Fundamental limits of Non-Linear Low-Rank Matrix Estimation
This work addresses fundamental limits in matrix estimation for researchers in statistics and machine learning, providing theoretical insights but is incremental as it extends linear results to non-linear settings.
The paper tackles the problem of estimating a low-rank matrix from non-linear noisy observations, proving that Bayes-optimal performance is characterized by an equivalent Gaussian model and deriving a required signal-to-noise ratio scaling as N^(1/2(1-1/k_F)) for accurate reconstruction, with k_F being a Fisher information coefficient.

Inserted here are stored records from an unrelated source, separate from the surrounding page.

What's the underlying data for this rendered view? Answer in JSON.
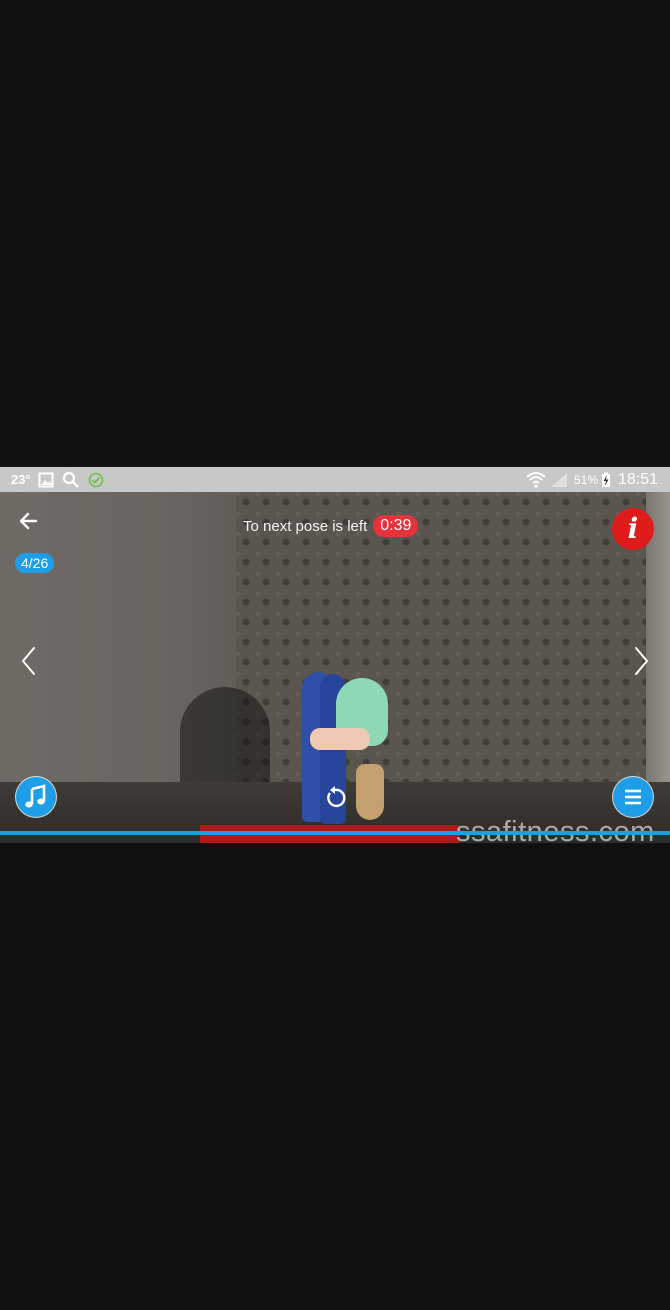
{
  "status_bar": {
    "temperature": "23°",
    "battery_percent": "51%",
    "time": "18:51",
    "icons": [
      "gallery-icon",
      "search-icon",
      "check-circle-icon",
      "wifi-icon",
      "signal-icon",
      "battery-charging-icon"
    ]
  },
  "player": {
    "progress_label": "4/26",
    "timer_label": "To next pose is left",
    "timer_value": "0:39",
    "watermark": "ssafitness.com",
    "info_glyph": "i",
    "accent_color": "#1e9ee6",
    "timer_color": "#e8323a",
    "info_color": "#e01b1b",
    "icons": [
      "back-arrow-icon",
      "info-icon",
      "chevron-left-icon",
      "chevron-right-icon",
      "music-note-icon",
      "replay-icon",
      "menu-icon"
    ]
  }
}
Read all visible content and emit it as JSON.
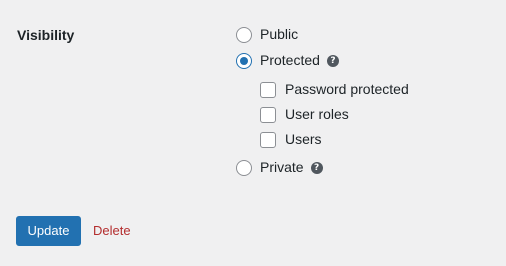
{
  "field": {
    "label": "Visibility"
  },
  "options": {
    "public": {
      "label": "Public",
      "selected": false
    },
    "protected": {
      "label": "Protected",
      "selected": true,
      "help_icon": "question-icon"
    },
    "private": {
      "label": "Private",
      "selected": false,
      "help_icon": "question-icon"
    }
  },
  "protected_suboptions": [
    {
      "label": "Password protected",
      "checked": false
    },
    {
      "label": "User roles",
      "checked": false
    },
    {
      "label": "Users",
      "checked": false
    }
  ],
  "actions": {
    "update_label": "Update",
    "delete_label": "Delete"
  },
  "colors": {
    "accent": "#2271b1",
    "delete": "#b32d2e",
    "background": "#f0f0f1"
  }
}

We consider the task of estimating a low-rank matrix from non-linear and noisy observations. We prove a strong universality result showing that Bayes-optimal performances are characterized by an equivalent Gaussian model with an effective prior, whose parameters are entirely determined by an expansion of the non-linear function. In particular, we show that to reconstruct the signal accurately, one requires a signal-to-noise ratio growing as $N^{\frac 12 (1-1/k_F)}$, where $k_F$ is the first non-zero Fisher information coefficient of the function. We provide asymptotic characterization for the minimal achievable mean squared error (MMSE) and an approximate message-passing algorithm that reaches the MMSE under conditions analogous to the linear version of the problem. We also provide asymptotic errors achieved by methods such as principal component analysis combined with Bayesian denoising, and compare them with Bayes-optimal MMSE.